Frequently asked questions

We have put together answers to our most frequently asked questions about supporting older people living with frailty.

If you need any more information, please email us: england.longtermconditions@nhs.net.

The ageing population living with varying degrees of frailty presents one of three key challenges in the 5YFV along with mental health and cancer.  Many STPs are focused on better supporting older people living with frailty.  This approach will help target existing resources more effectively and draw on clinical judgement and skills available in primary care.  In addition, through quantifying the scale and distribution of frailty by degree, will help with the development of commissioning plans to address the challenges and opportunities arising from an ageing population.

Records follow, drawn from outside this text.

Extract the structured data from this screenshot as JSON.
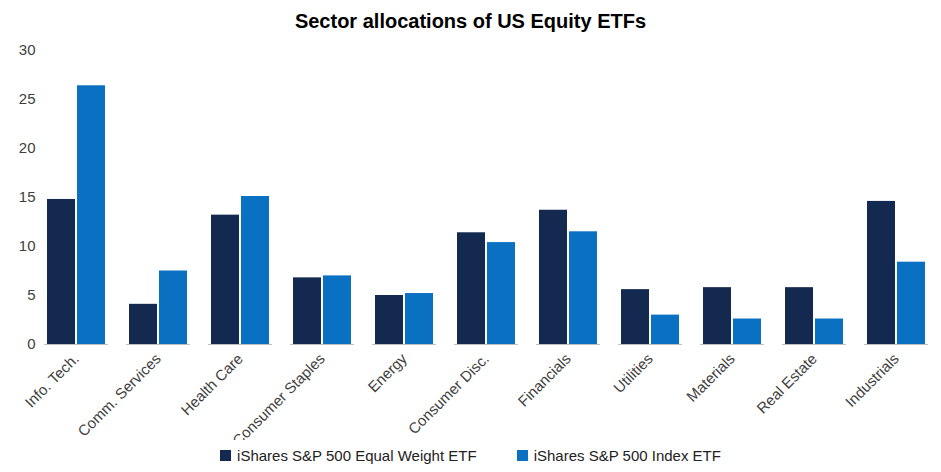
{
  "chart_data": {
    "type": "bar",
    "title": "Sector allocations of US Equity ETFs",
    "categories": [
      "Info. Tech.",
      "Comm. Services",
      "Health Care",
      "Consumer Staples",
      "Energy",
      "Consumer Disc.",
      "Financials",
      "Utilities",
      "Materials",
      "Real Estate",
      "Industrials"
    ],
    "series": [
      {
        "name": "iShares S&P 500 Equal Weight ETF",
        "color": "#14294f",
        "values": [
          14.8,
          4.1,
          13.2,
          6.8,
          5.0,
          11.4,
          13.7,
          5.6,
          5.8,
          5.8,
          14.6
        ]
      },
      {
        "name": "iShares S&P 500 Index ETF",
        "color": "#0a70c2",
        "values": [
          26.4,
          7.5,
          15.1,
          7.0,
          5.2,
          10.4,
          11.5,
          3.0,
          2.6,
          2.6,
          8.4
        ]
      }
    ],
    "ylim": [
      0,
      30
    ],
    "yticks": [
      0,
      5,
      10,
      15,
      20,
      25,
      30
    ],
    "grid": false,
    "legend": "bottom"
  }
}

Whilst there will be overlap in some patients covered through this approach and the AUA ES there are significant differences, most importantly the intent to identify people at risk of, but not yet experiencing a sudden increase in care needs. By focusing on frailty specifically, this importantly provides a proactive, validated and streamlined approach to support the health and care system to meet the demands from a growing ageing population with higher health and care needs by:

  • Promoting a validated and evidence-based proactive approach to systematise frailty identification by degree at population level and better target diagnosis and management in primary care.
  • Using a tool within GP software using existing Read codes which gives GPs control of the process to identify people with the greatest needs.
  • Promoting a consistent approach to frailty identification and diagnosis across STP footprints and nationally which will help inform future local and national planning (e.g. workforce roles, housing, social care, rehabilitation and recovery service capacity and skills development).
  • Promoting coding of frailty and the use of the enriched Summary Care Record (with appropriate patient consent) to share data across different care settings thereby supporting more integrated and appropriate care for people living with frailty
  • Being clearer that whilst accountability continues to reside with the GP that other clinical roles may be best placed to provide care for older people living with frailty

The eFI will be available to around 99% of GP practices during 2017/18 (SystmOne, EMIS and Vision).  Where available, we would encourage its use as:

  • it has been externally validated using routine primary care data its use is recommended in NICE Guideline 56 on Multimorbidity [insert link]
  • is widely available and therefore promotes consistency
  • is increasingly used by GPs already
  • it uses existing GP data and therefore requiring no additional resource.

Around 1% of practices are unlikely to have access to the Electronic Frailty Index.  For these practices, they can use an alternative approach such as the clinical frailty scale (CFS) to identify people living with frailty. The advantage of the eFI is that it enables systematic population based case finding, whereas approaches such as the CFS will still rely predominantly upon opportunistic assessment for frailty.

We expect that this approach will reduce unwarranted hospital admissions as it will reduce the risk of people experiencing two of the major frailty syndromes, i.e. falls and adverse effects of medication, which often result in hospital admission. It will also ensure that those most at risk of unwarranted outcomes from admission to hospital are identified early in their admission and their care appropriately tailored to meet their needs and preferences.